父親のカーマインはNBC交響楽団のフルート奏者で、幼いころから恵まれた芸術環境で育った。8歳で8ミリ映画を撮影、レモン水の料金をとって近所の人に見せたという。
ニューヨークのホフストラ大学で演劇を学んだ後、カリフォルニア大ロサンゼルス校(UCLA)の映画コースに進み、在学中からロジャー・コーマンのもとで低予算映画の仕事に携わる。「ハリウッドの有名監督になろうとか、大作をつくるつもりはなかった。オリジナルの脚本による、極めて個人的な映画を目指していた」と振り返る。
マフィア社会とコルレオーネ・ファミリーの実態を描いた『ゴッドファーザー』(1972)は、魅力的なストーリーと衝撃的なシーンが話題を呼び大ヒット、アカデミー作品賞、脚色賞、主演男優賞の3部門で受賞した。続いて、1974年にアカデミー賞6部門を獲得した『ゴッドファーザー PartⅡ』とカンヌ国際映画祭パルム・ドールに輝いた『カンバセーション...盗聴...』を制作し、メジャー監督の仲間入りを果たす。
ベトナム戦争をテーマにした『地獄の黙示録』(1979)でもパルム・ドールを受賞、不動の地位を確立したが、当初は「制作の話に耳を貸す人はいなかったので、銀行に行き、稼いだ全額と不動産を担保に映画制作を保証してもらう交渉をした」と言う。
その後、膨大な借金を抱えたものの、制作意欲が衰えることはなく、『ランブル・フィッシュ』(1983)、『ゴッドファーザー Part III』(1990)、『ドラキュラ』(1992)など話題作を次々に発表。制作会社「アメリカン・ゾエトロープ」(1969年設立)を通じて、実験的なスタイルを追究し続け、ジョージ・ルーカス、スティーヴン・スピルバーグ、マーティン・スコセッシなどと共に"ハリウッド新世代"の先頭に立った。
『コッポラの胡蝶の夢』(2007)、『テトロ 過去を殺した男』(2009)、『Virginia/ヴァージニア』(2011)の最近作は「オリジナル脚本による低予算映画」という若い時代の原点に復帰。現在は、三世代にわたるイタリア系アメリカ人を描いた「野心的な大作」を執筆中という。
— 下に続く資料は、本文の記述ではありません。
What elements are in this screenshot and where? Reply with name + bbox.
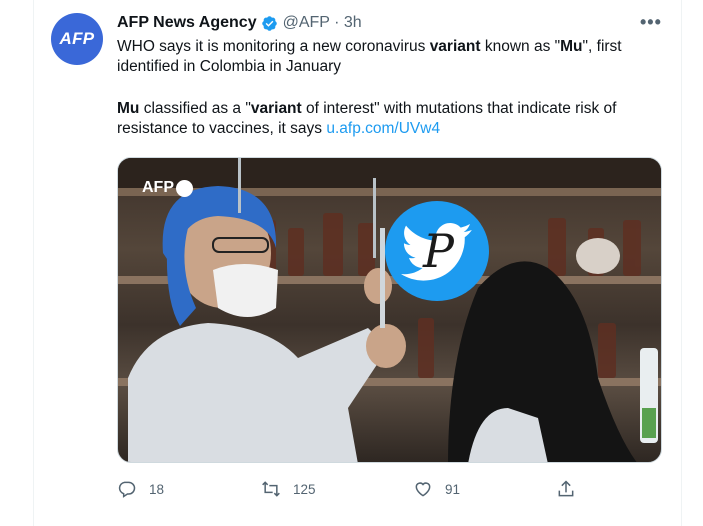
tweet-header: AFP News Agency @AFP · 3h: [117, 14, 362, 32]
photo-scene: [118, 158, 661, 462]
tweet-text: WHO says it is monitoring a new coronavi…: [117, 37, 662, 139]
reply-icon: [118, 481, 136, 498]
author-name[interactable]: AFP News Agency: [117, 14, 257, 32]
verified-badge-icon: [261, 15, 278, 32]
reply-count: 18: [149, 481, 165, 497]
retweet-count: 125: [293, 481, 316, 497]
tweet-actions: 18 125 91: [0, 479, 703, 501]
watermark-letter: P: [423, 224, 454, 278]
like-count: 91: [445, 481, 461, 497]
share-button[interactable]: [556, 479, 588, 499]
avatar[interactable]: AFP: [51, 13, 103, 65]
bold-text: Mu: [560, 38, 583, 55]
text-run: known as ": [480, 38, 561, 55]
bold-text: Mu: [117, 100, 140, 117]
handle-and-time[interactable]: @AFP · 3h: [283, 14, 362, 32]
more-options-icon[interactable]: •••: [640, 12, 662, 33]
tweet-paragraph-2: Mu classified as a "variant of interest"…: [117, 99, 662, 139]
twitter-bird-icon: P: [385, 201, 489, 301]
afp-logo-text: AFP: [142, 179, 174, 196]
tweet-media-image[interactable]: [117, 157, 662, 463]
like-button[interactable]: 91: [413, 479, 460, 499]
bold-text: variant: [250, 100, 302, 117]
card-border-right: [681, 0, 682, 526]
tweet-paragraph-1: WHO says it is monitoring a new coronavi…: [117, 37, 662, 77]
bold-text: variant: [429, 38, 481, 55]
reply-button[interactable]: 18: [117, 479, 164, 499]
text-run: classified as a ": [139, 100, 251, 117]
text-run: WHO says it is monitoring a new coronavi…: [117, 38, 430, 55]
tweet-link[interactable]: u.afp.com/UVw4: [326, 120, 440, 137]
card-border-left: [33, 0, 34, 526]
heart-icon: [415, 482, 431, 497]
afp-media-logo: AFP: [142, 179, 193, 197]
retweet-icon: [262, 481, 280, 497]
retweet-button[interactable]: 125: [261, 479, 316, 499]
share-icon: [558, 480, 574, 497]
afp-logo-dot: [176, 179, 193, 197]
黒澤明監督を尊敬し、最近作には小津安二郎監督の「固定したカメラワーク」を適用するなど、日本映画からも大きな影響を受けている。
35年前からカリフォルニア州ナパヴァレーでワイン醸造も行っているが、最近、名門ワイナリー「イングルヌック」を復活させるなど、映画人としてだけでなく、ワイナリー・オーナーとしても活躍している。